Povo vai às ruas protestar
contra os
parlamentares. E a culpa é toda deles
Por J.R. Guzzo
É muito ruim que uma parte
da população brasileira encontre razões para sair de casa no dia 15 de março e
ir à praça pública manifestar sua hostilidade, desrespeito e desprezo pelo
Congresso Nacional. O Congresso é uma peça essencial da democracia – não pode
ser considerado um inimigo do povo em nenhuma sociedade que pretenda ter uma
vida democrática.
Tão ruim quanto isso são
as tentativas, por parte dos que se apresentam como os marechais-de-campo do
Estado de Direito, de negar o direito moral dos manifestantes a fazer o seu
protesto, ou de acusar de serem inimigos da democracia os brasileiros dispostos
a se manifestar no dia 15. Pior que as duas coisas, porém, parecem ser as
demonstrações explícitas de cegueira quanto à questão básica disso tudo: de
quem é a culpa pelo que está acontecendo?
Os grupos de direita que
organizam as manifestações são, certamente, peças fundamentais na criação dessa
fervura. As forças que gostariam de eliminar a democracia no Brasil também
existem; estão ativas na ofensiva contra os políticos, simbolizados como um
todo pela Câmara dos Deputados e pelo Senado Federal. Há nas redes sociais
propaganda explícita e agressiva pregando a abolição do Estado de Direito.
Também parece haver, dentro do governo, grupos determinados a agir em favor de
um regime de força. O presidente e seus filhos atiçam abertamente a fogueira.
Tudo isso é verdade.
Mas não estão aí os
verdadeiros responsáveis pelo clima criado contra parlamentares e Parlamento.
Por mais que façam, nenhum deles conseguiria colocar multidões na rua se essas
multidões, por conta absolutamente própria, não estivessem detestando, do fundo
da alma, a maioria dos ocupantes de cadeiras no Congresso.
Resumo, em português
claro: os responsáveis diretos pela ida do povo às ruas no dia 15 de março são
os próprios deputados e senadores, e ninguém mais. Dizer o contrário é mentira.
Não mencionar a culpa direta dos parlamentares pelo que está acontecendo pode
ajudar a compor belas construções de pensamento, sobretudo quando acabam por
jogar a culpa de tudo no presidente da República – mas é apenas mentira.

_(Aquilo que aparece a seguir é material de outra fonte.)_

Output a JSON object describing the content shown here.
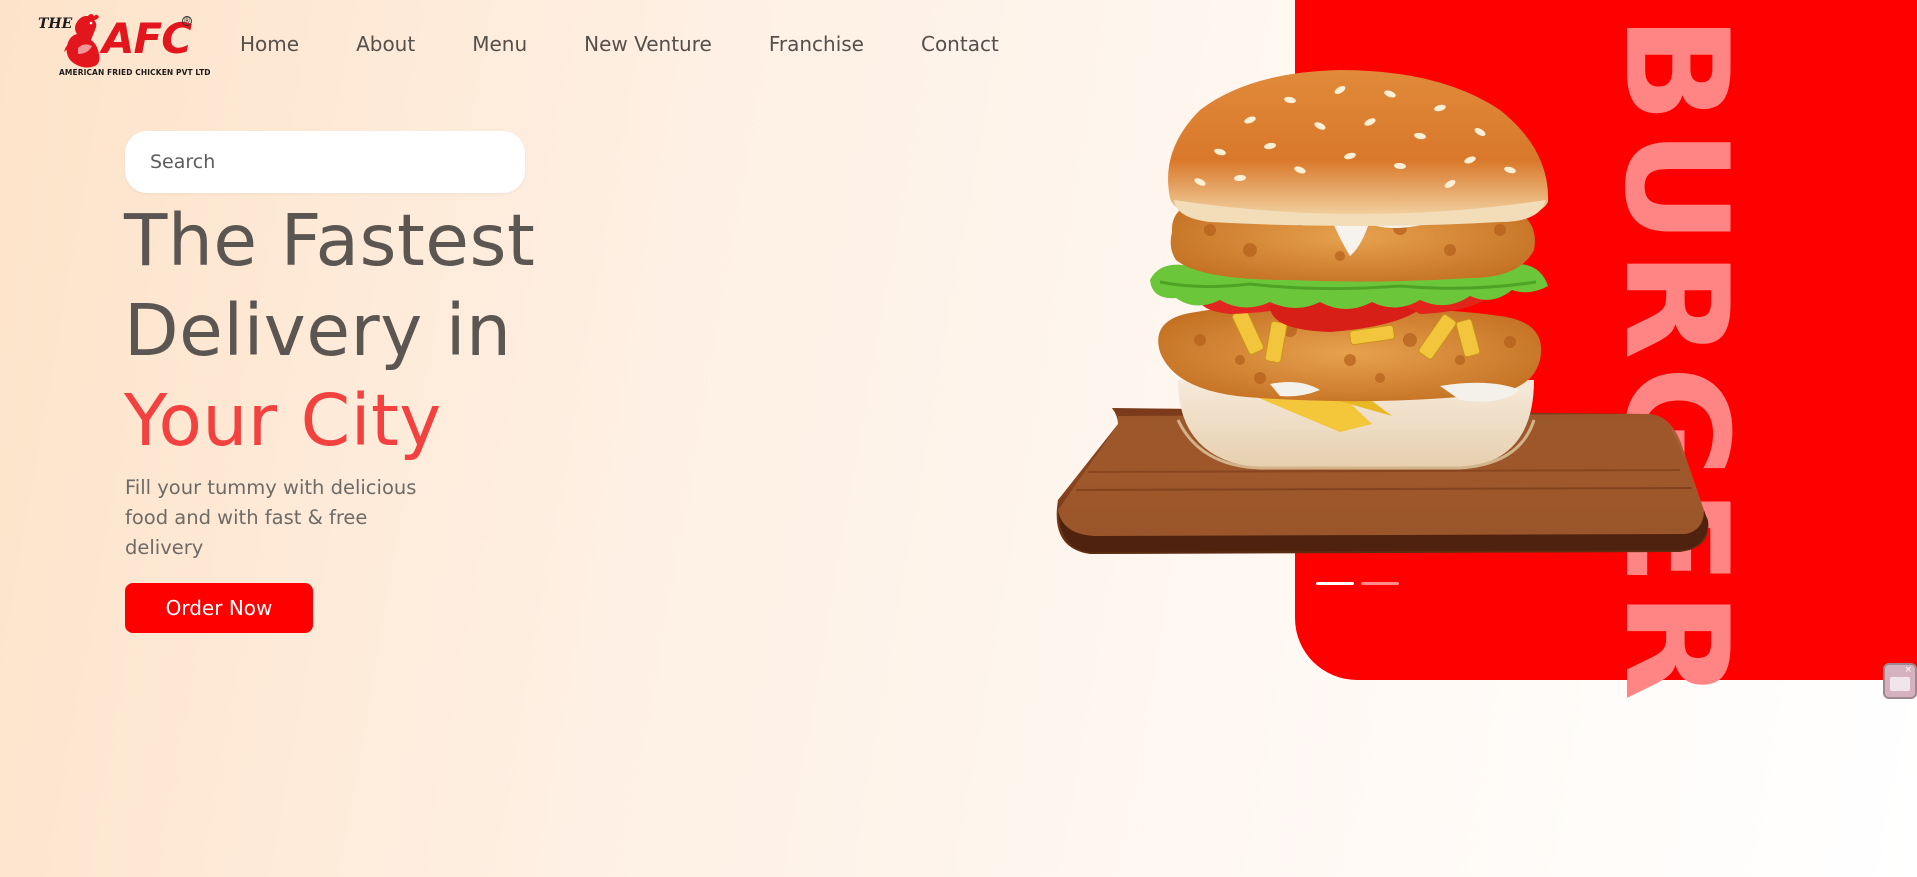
{
  "brand": {
    "prefix": "THE",
    "name": "AFC",
    "registered": "®",
    "tagline": "AMERICAN FRIED CHICKEN PVT LTD",
    "color": "#e3151d"
  },
  "nav": {
    "items": [
      {
        "label": "Home"
      },
      {
        "label": "About"
      },
      {
        "label": "Menu"
      },
      {
        "label": "New Venture"
      },
      {
        "label": "Franchise"
      },
      {
        "label": "Contact"
      }
    ]
  },
  "search": {
    "placeholder": "Search",
    "value": ""
  },
  "hero": {
    "line1": "The Fastest",
    "line2": "Delivery in",
    "line3": "Your City",
    "subtitle": "Fill your tummy with delicious food and with fast & free delivery",
    "cta_label": "Order Now"
  },
  "showcase": {
    "vertical_word": "BURGER",
    "panel_color": "#ff0000",
    "image_icon": "burger-image",
    "slides": {
      "total": 2,
      "active": 1
    }
  },
  "colors": {
    "accent": "#ff0000",
    "heading": "#5b5651",
    "highlight": "#f2413f"
  }
}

O Congresso Nacional tornou-se
odioso para grande parte da população única e exclusivamente pelos atos dos
seus membros. A indignação não é contra o fato de existir um Congresso no
Brasil. É contra aquilo que os congressistas fazem. Só isso.
Foram os organizadores do
protesto do dia 15, por acaso, que aprovaram o infame “fundo partidário” –
assalto à mão desarmada, sem disfarce, ao bolso do contribuinte, para entregar
aos políticos dinheiro público que podem usar mais ou menos como querem? Foi a
direita, ou os acusados de serem “golpistas”, que aprovaram o “fundo
eleitoral”, tão safado quanto o outro ? Quem aprovou a doação de verbas do
orçamento aos parlamentares? Quem foi que proibiu a abolição do “seguro
obrigatório” para veículos, que o governo tinha decidido? Quem impede o direito
da população a ter um acesso mínimo a armas de fogo? Quem protelou a aprovação
do pacote anticrime do ministro Sergio Moro? Quem vota o tempo todo a favor dos
direitos dos criminosos?
São os deputados e
senadores que fazem cada uma dessas coisas, todas elas intoleráveis para a
maioria da população. E quando a população quer expressar em público a sua
revolta contra o que os congressistas estão fazendo é ela, a população, que
acaba acusada de “atacar as instituições”? É o que diz grande parte da mídia, a
esquerda em geral e o Brasil moderado do “centro” e do “equilíbrio”. Fica muito
difícil convencer a maioria dos cidadãos comuns de que isso possa fazer algum
sentido.
É positivamente absurda,
enfim, a pretensão cívica de impedir que as manifestações sejam realizadas.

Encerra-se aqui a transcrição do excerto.